Moderator: Jonathan Thon





Koji Eto
Koji Eto, MD, PhD is Deputy Director of the Center for iPS Cell Research and Application (CiRA), Kyoto University, Japan and cross-appointed Professor of the Graduate School of Medicine, Chiba University, Japan. His laboratory at CiRA (Kyoto campus) focuses on the generation of platelets and erythrocytes in vitro from human iPS cells toward clinical application. Research includes how epigenetic modifications and the microenvironment regulate the self-renewal of hematopoietic stem cell-derived progenitors including megakaryocyte progenitor cells, and control of intact platelet shedding, from megakaryocytes with the greater aim of efficiently.
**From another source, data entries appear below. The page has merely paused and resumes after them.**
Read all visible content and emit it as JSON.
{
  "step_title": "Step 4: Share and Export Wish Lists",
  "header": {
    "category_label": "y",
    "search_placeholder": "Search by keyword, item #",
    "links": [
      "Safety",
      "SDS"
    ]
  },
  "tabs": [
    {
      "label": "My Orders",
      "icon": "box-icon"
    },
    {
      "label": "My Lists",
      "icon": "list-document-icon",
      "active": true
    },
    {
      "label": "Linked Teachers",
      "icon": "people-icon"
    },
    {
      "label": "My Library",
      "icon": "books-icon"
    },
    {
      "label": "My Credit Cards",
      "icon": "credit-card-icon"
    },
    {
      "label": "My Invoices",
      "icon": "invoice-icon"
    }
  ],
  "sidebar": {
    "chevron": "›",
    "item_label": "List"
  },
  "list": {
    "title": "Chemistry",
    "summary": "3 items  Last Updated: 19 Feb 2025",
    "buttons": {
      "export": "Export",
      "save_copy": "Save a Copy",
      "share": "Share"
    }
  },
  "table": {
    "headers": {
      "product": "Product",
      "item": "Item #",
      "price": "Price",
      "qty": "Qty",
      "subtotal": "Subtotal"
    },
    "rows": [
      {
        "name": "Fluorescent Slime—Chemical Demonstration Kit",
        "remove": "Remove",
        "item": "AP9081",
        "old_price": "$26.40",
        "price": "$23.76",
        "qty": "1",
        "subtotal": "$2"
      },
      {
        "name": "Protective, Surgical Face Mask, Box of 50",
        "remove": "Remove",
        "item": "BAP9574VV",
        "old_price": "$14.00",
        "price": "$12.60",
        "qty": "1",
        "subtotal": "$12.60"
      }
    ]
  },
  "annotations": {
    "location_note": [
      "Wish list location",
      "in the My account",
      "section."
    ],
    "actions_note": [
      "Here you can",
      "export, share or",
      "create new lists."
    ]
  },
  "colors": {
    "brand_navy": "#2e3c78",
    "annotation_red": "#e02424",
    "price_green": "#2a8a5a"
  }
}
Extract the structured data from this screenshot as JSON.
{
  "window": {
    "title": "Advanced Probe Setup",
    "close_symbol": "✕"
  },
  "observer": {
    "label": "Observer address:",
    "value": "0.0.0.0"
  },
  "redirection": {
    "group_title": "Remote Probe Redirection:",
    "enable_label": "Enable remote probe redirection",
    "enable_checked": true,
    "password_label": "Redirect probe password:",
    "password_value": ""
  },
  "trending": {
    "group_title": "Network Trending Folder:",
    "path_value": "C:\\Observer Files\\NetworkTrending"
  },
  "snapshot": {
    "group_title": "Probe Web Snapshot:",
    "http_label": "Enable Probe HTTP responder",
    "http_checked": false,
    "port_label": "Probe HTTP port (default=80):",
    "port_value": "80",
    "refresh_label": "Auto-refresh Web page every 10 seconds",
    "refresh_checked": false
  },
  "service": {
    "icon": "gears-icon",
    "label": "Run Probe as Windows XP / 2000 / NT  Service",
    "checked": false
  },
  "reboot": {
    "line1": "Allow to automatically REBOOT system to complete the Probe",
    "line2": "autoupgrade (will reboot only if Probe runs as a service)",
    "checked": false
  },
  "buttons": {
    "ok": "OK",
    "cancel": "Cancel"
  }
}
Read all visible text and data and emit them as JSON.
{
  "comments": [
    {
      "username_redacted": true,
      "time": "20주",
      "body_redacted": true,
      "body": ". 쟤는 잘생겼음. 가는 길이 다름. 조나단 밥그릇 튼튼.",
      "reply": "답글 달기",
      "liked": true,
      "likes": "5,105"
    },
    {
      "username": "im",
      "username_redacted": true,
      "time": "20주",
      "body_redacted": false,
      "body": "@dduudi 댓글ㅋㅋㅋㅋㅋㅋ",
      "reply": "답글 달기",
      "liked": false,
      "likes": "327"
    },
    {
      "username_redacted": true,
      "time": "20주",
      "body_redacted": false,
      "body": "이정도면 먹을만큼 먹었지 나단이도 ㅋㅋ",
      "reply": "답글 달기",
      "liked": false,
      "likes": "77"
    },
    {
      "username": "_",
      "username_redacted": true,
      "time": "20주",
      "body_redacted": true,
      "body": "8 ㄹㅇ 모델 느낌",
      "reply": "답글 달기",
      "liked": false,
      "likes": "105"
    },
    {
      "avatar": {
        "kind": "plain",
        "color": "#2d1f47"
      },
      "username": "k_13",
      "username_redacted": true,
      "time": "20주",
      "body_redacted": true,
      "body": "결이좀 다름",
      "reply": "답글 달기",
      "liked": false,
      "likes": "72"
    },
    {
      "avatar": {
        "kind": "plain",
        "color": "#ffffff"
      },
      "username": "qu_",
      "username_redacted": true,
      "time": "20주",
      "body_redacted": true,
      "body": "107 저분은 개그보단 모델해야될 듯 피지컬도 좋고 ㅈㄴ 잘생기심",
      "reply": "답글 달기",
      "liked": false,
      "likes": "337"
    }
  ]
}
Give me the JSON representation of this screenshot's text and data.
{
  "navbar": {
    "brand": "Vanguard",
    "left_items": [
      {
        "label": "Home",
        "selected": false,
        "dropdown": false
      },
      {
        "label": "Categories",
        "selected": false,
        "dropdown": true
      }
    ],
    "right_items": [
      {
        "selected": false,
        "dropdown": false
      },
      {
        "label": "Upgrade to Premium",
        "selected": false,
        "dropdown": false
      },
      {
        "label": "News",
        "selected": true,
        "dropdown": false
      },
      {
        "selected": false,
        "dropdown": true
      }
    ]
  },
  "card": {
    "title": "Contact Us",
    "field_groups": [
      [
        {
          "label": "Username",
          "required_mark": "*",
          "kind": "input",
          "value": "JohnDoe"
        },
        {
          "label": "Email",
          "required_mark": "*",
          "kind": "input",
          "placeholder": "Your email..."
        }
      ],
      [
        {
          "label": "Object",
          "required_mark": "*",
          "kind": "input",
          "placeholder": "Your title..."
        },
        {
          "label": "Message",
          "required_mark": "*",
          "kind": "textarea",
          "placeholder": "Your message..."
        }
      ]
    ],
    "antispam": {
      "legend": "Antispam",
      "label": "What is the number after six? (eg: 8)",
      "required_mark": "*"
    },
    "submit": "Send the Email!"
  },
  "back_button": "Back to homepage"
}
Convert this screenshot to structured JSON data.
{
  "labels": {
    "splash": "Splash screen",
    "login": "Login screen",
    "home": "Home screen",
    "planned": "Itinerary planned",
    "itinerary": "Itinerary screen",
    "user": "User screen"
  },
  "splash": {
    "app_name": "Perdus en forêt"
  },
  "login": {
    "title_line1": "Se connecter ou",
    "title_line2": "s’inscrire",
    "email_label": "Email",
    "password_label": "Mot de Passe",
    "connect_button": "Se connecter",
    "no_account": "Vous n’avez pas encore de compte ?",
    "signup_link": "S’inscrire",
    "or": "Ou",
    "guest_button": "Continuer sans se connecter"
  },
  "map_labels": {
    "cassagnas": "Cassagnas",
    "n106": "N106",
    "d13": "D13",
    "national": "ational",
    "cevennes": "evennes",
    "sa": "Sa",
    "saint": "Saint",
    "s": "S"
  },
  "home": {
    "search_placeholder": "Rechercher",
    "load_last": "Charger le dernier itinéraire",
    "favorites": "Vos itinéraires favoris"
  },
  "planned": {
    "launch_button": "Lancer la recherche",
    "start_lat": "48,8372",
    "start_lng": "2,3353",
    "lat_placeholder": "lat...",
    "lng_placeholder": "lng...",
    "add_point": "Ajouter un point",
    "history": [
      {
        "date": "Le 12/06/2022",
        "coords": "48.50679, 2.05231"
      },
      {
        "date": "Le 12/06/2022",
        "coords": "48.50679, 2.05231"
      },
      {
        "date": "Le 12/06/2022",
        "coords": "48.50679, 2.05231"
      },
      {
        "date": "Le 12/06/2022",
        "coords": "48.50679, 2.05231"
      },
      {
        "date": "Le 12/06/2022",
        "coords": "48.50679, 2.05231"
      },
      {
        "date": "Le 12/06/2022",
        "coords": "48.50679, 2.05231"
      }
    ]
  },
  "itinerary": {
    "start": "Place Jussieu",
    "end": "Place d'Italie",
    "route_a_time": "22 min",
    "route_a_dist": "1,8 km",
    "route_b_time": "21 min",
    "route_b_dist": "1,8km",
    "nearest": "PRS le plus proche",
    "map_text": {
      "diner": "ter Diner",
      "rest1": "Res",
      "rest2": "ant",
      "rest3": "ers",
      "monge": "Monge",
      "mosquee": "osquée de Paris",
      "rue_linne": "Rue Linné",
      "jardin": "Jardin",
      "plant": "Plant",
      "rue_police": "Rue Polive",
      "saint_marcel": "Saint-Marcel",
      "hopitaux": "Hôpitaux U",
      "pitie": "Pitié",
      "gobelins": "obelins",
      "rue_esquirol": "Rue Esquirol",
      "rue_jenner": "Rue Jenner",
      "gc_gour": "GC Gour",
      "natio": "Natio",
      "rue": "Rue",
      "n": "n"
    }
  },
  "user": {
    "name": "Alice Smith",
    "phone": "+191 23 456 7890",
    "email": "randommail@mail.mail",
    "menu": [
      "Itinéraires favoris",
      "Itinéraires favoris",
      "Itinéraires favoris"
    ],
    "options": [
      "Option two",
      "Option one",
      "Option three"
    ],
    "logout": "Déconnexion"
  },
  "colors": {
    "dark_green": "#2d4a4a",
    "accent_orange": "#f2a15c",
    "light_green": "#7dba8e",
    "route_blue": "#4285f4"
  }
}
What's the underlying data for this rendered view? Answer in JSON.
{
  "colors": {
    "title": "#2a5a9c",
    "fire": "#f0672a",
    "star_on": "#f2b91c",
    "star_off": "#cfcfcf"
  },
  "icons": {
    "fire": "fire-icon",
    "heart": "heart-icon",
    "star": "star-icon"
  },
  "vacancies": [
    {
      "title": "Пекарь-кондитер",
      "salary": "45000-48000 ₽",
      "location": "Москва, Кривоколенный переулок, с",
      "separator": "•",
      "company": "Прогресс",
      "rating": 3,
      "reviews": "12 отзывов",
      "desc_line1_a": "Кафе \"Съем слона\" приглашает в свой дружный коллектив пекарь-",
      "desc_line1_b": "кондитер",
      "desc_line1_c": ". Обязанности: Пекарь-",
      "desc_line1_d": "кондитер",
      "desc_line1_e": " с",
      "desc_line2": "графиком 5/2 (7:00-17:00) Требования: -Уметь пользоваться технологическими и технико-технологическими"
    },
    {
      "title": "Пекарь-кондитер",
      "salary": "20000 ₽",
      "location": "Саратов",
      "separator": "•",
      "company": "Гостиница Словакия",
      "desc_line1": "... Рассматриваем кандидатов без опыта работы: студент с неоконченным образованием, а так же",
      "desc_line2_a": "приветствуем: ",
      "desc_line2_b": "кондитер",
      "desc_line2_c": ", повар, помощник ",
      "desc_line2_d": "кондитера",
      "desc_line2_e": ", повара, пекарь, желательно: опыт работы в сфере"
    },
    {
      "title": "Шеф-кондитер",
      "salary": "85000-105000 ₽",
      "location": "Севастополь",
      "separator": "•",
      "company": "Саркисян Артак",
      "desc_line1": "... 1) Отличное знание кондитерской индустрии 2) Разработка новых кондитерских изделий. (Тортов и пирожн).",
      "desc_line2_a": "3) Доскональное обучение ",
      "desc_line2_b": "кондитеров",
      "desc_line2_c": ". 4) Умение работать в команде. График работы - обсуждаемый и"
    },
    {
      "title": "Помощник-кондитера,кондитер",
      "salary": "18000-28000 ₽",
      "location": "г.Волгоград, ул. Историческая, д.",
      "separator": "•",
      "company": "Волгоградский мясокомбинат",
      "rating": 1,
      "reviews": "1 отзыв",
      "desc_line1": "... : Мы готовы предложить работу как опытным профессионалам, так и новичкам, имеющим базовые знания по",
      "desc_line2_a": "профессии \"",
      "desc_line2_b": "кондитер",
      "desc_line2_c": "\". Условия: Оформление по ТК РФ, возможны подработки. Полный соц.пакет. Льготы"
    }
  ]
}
He was trained as a physician of cardiovascular medicine in Tokyo and worked at Professor Sanford Shattil at The Scripps Research Institute, La Jolla, California, where he studied integrin signaling in platelets and megakaryocytes from 2000 to 2003. And then he studied human embryonic stem cell or iPS cell-derived in vitro differentiation system as Assistant and Associate Professor at The University Tokyo from 2004 to 2011.

Peter Newman
Peter J. Newman is Vice President for Research at BloodCenter of Wisconsin and Associate Director of its Blood Research Institute. Dr. Newman’s major research accomplishments include elucidation of the molecular basis of the major human platelet alloantigen systems, including the PlA1/PlA2 polymorphism, the discovery of PECAM-1, and numerous contributions to the understanding of the role of activating and inhibitory receptors that control platelet activation. Dr. Newman has published more than 175 original research articles, book chapters and reviews on the subject of platelet and endothelial cell biology, cell adhesion, and signal transduction. Current research activities include the structural biology of PECAM-1, the role of PECAM-1 in endothelial cell junctional integrity, and novel applications of CRISPR/Cas9 gene editing technology to modify platelet- and megakaryocyte-specific alloantigens in induced pluripotent stem (iPS) cells. Dr. Newman has served on the Executive Committee of the Arteriosclerosis, Thrombosis, and Vascular Biology (ATVB) Council of the AHA, chaired its Annual Meeting in 2004 and served on its Council from 2010-2012. He chaired the Hemostasis Gordon Conference in 2008, has been on the editorial board of Blood, and currently serves the AHA as an Associate Editor of the journal ATVB. He received an Investigator Recognition Medal from the International Society of Thrombosis (ISTH) in 1997, a Special Recognition Award from the ATVB Council of the AHA in 2001, the Emil von Behring Award from the German Society for Transfusion Medicine in 2007, and a Distinguished Career Award from the ISTH in 2013.

Jonathan Thon, PhD, CEO, Chief Scientific Officer, Co-Founder 
Dr. Thon is an Assistant Professor at Brigham and Women’s Hospital and Harvard Medical School where his research is focused on developing bio-mimetic microfluidic platforms to generate functional platelets and new targeted therapies for thrombocytopenia. By combining novel concepts in bone marrow physiology with cutting-edge technical advances in tissue engineering Dr. Thon’s lab is developing safer and scalable alternatives to donor-dependent human platelet transfusions for hematological diseases and trauma. Dr. Thon began this research as a Ph.D. candidate in the lab of Dr. Dana Devine at the University of British Columbia, Canada, where he worked closely with Canadian Blood Services for the improvement of the processing and storage of blood platelets and the identification of mechanisms regulating their storage-related deterioration. Dr. Thon’s postdoctoral research was continued in Dr. Joseph Italiano’s lab at Brigham and Women’s Hospital and Harvard Medical School in Boston, where he studied the cytoskeletal mechanics and signaling pathways regulating platelet formation, leading to the identification of intermediate stages and triggers of platelet production. This work led to the development of a biomimetic human platelet bioreactor and surrounding intellectual property, with which he founded Platelet BioGenesis Inc.